ROUNDUP: Kritik an Siemens-Führung nimmt an Schärfe zu

dpa-AFX

MÜNCHEN (dpa-AFX) - Der Konflikt um die geplanten Einschnitte in zwei Sparten des Elektrokonzerns Siemens verschärft sich zusehends. In einem offenen Brief an Siemens-Chef Joe Kaeser und Personalchefin Janina Kugel warfen Gesamtbetriebsratschefin Birgit Steinborn und IG-Metall-Vorstandsmitglied Jürgen Kerner der Führung des Dax -Konzerns eine indirekte Kommunikation über die Medien vor.

Das sei "unwürdig und beschämend" und ein "Schlag ins Gesicht der Mitarbeiter und der Mitbestimmungskultur". Das geht aus dem Beschäftigten-Forum "Siemens Dialog" der IG Metall hervor. Mehrere Regierungschefs ostdeutscher Bundesländer warnten vor einem radikalen Umbau und möglichen Auswirkungen für die Regionen.

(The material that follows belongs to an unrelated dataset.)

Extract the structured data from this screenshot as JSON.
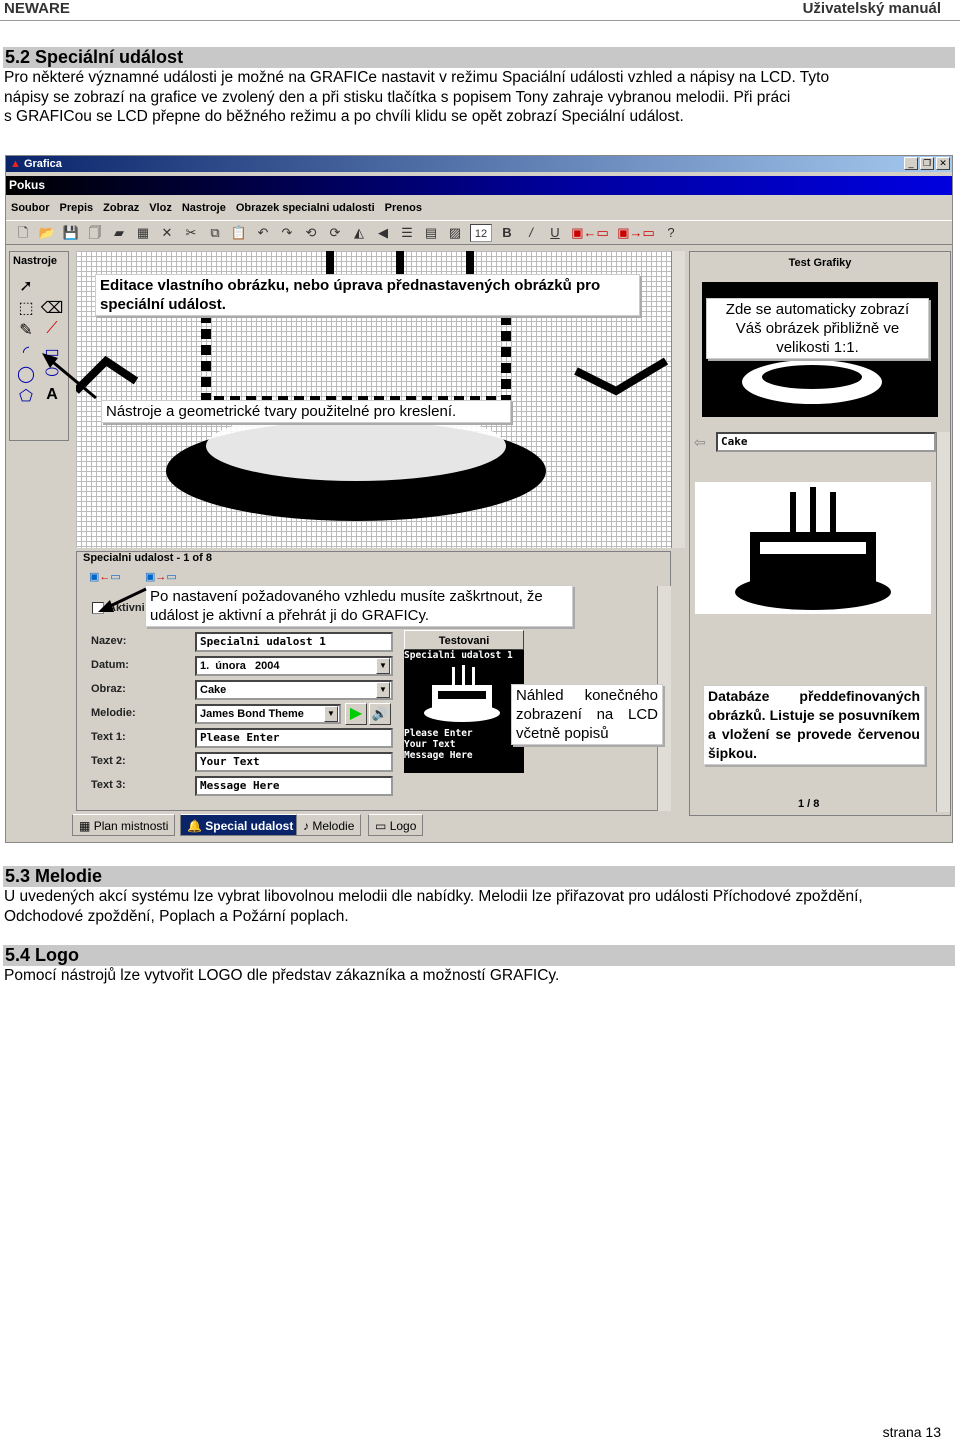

Siemens will in der Kraftwerkssparte sowie im Geschäftsfeld Prozessindustrie und Antriebe wohl mehrere Tausend Jobs streichen, über bis zu 4000 gefährdete Stellen wird spekuliert. Die IG Metall hatte Widerstand gegen die Pläne angekündigt.

"Der Osten darf industriell nicht abgehängt werden", teilten Michael Müller (SPD, Berlin), Dietmar Woidke (SPD, Brandenburg), Stanislaw Tillich (CDU, Sachsen) und Bodo Ramelow (Linke, Thüringen), am Mittwoch gemeinsam mit. Sollte Siemens beschließen, "die Standorte in unseren Ländern zu reduzieren bzw. ersatzlos zu schließen, können und werden wir dies nicht akzeptieren". Es müssten Alternativen und Perspektiven vorgelegt werden.

Mitten in diesem Wirbel legt Siemens-Chef Kaeser an diesem Donnerstag die Jahresbilanz vor. Experten gehen davon aus, dass das Unternehmen seinen Gewinn vor allem dank guter Geschäfte in der Sparte digitale Fabrik steigern konnte. Auch der Umsatz dürfte nach Einschätzung von Analysten zugelegt haben.

In dem Internet-Forum wurde kritisiert, dass der 16. November als Termin für die entscheidende Sitzung des Wirtschaftsausschusses dem Gesamtbetriebsrat erst mitgeteilt worden sei, nachdem er bereits in den Medien verbreitet gewesen sei. In dem Ausschuss wird die Konzernführung die Arbeitnehmervertreter über die Details der Pläne informieren. Danach sollen sie auch der Öffentlichkeit vorgestellt werden.

Steinborn und Kerner appellierten an die Siemens-Führung, Alternativen für die beiden Sparten sowie für die deutschen Standorte zu erarbeiten: "Unsere Belegschaften müssen beteiligungsorientiert und fair einbezogen werden", hieß es. Die Energieerzeugung bleibe ein global wachsender Markt, für den neue Geschäftsmodelle und Produkte entwickelt werden müssten, um Beschäftigung und Know-how in Deutschland zu sichern.